Cloudflare (NET 1.44%), known for its global edge computing network that speeds up and secures apps and websites, is positioning itself as the simplest way to run artificial intelligence (AI) models in the cloud. The company already uses AI internally on every request that comes through its network, and it has been testing out ways for its clients to run AI models as well.

Last week, Cloudflare announced a new product called Workers AI that supercharges developers' ability to run AI inference workloads on its platform. Built on top of the Workers serverless computing product, Workers AI aims to make it dead simple to get popular AI models up and running. While the number of models it supports today is limited, the long-term potential for Cloudflare is enormous.

GPUs for everyone

Running an advanced artificial intelligence model at high speeds requires some serious hardware. Cloudflare's Workers AI runs on GPUs. The company has installed GPUs at a subset of its data centers so far, and it plans to bring the high-powered hardware to 100 data centers by the end of the year, and to nearly all of its data centers by the end of 2024. This will make it possible to run AI inference workloads close to users, minimizing latency and improving the overall experience.

Currently, Workers AI supports a handful of popular AI models, including the smallest variant of the Llama 2 large language model. This model isn't nearly as powerful as the models that underpin OpenAI's ChatGPT, but Cloudflare plans to add support for additional models over time. It is partnering with Hugging Face, which hosts more than half a million AI models, and users will eventually be able to deploy those models directly from the Cloudflare dashboard.

Notably, Cloudflare is putting privacy front and center. The company won't use customers' data to train AI models, and the models won't learn from customer usage. This is an important feature for any business that needs to keep its data private.

Workers AI is in early beta, so we can expect that there will be hiccups as the company brings it to general availability. Each AI model comes with its own set of limits that will presumably be lifted as the product matures. The Llama 2 model, for example, is limited to 50 requests per minute.

Betting on AI inference

Cloudflare is making no attempt to go after the AI training market. Training an advanced AI model requires vast computational resources, and Cloudflare's edge network provides no advantages for that purpose.

AI inference -- actually running those trained AI models -- is a different story. A key differentiator for AI platforms will be speed. In other words, when a query is submitted to an AI model, how quickly can a response be returned? A few seconds isn't good enough for a real-time application. By installing GPUs globally and allowing developers to route requests to the nearest data center, Cloudflare can greatly reduce this response time.
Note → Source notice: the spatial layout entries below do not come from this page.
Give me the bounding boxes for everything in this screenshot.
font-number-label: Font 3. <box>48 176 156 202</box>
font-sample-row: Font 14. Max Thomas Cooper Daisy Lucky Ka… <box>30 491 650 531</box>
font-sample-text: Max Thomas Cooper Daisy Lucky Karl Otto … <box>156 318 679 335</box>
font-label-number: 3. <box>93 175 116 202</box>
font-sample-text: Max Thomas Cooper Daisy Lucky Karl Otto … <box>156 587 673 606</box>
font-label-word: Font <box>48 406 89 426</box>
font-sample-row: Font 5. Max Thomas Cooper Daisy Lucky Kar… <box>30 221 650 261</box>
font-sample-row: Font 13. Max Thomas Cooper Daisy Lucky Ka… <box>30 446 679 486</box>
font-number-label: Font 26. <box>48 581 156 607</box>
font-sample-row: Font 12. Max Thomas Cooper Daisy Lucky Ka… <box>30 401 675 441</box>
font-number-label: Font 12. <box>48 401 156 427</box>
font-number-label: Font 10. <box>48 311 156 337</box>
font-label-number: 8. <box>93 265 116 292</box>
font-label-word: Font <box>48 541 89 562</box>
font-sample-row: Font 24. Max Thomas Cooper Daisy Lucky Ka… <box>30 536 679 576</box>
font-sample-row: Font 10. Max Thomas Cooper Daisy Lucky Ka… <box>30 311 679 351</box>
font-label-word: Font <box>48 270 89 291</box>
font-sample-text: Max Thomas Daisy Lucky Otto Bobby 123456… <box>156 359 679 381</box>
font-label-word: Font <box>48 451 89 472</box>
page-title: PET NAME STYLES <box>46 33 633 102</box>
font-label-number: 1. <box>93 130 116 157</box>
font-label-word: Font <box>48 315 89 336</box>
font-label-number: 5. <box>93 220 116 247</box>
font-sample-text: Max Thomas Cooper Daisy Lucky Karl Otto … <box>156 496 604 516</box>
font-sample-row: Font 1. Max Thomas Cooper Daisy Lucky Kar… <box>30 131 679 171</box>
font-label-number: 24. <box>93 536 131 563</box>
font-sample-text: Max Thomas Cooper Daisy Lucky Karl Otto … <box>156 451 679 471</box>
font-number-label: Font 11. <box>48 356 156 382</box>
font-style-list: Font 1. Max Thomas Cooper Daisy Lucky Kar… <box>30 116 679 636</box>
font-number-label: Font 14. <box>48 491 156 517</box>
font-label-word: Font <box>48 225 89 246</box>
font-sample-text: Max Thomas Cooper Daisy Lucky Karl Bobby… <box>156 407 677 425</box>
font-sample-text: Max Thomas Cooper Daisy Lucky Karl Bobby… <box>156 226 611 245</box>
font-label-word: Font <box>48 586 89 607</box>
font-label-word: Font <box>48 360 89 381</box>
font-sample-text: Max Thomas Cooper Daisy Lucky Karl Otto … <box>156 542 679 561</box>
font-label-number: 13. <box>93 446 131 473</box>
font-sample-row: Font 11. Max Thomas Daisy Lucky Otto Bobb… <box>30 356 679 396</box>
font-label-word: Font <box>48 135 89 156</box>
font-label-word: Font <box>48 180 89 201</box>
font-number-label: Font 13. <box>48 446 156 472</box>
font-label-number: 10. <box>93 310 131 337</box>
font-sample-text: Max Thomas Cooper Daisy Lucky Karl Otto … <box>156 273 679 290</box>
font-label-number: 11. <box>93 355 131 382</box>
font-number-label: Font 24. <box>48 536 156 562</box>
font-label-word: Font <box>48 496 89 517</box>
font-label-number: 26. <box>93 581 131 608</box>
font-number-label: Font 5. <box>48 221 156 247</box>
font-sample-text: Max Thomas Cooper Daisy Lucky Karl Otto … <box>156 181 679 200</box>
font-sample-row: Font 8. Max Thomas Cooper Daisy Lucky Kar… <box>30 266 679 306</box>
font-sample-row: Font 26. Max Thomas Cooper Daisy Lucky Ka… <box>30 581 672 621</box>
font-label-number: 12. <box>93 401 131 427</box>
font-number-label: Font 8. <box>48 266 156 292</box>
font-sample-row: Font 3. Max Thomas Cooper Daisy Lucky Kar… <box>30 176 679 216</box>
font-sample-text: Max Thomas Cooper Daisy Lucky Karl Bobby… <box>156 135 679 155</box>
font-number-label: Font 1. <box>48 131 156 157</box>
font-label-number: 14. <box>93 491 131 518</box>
One benefit of focusing on the AI inference niche is that Cloudflare doesn't need the most advanced hardware available. NVIDIA's powerful H100 GPUs are in high demand for AI training, but AI inference can be accomplished with older and less powerful hardware. Cloudflare will be able to expand its GPU network much more quickly and at a lower cost by installing older accelerators. "And maybe we don't need the H100. Maybe we can live within A100 or, you know, whatever is, again, a generation or two behind," said Cloudflare CEO Matthew Prince during the latest earnings call.

Cloudflare expects the AI inference market to be "substantially larger" than the AI training market in the long run. By making it as easy as possible and as cheap as possible for developers to run AI models on its platform, the company is positioning itself to be a leader in this fast-growing industry.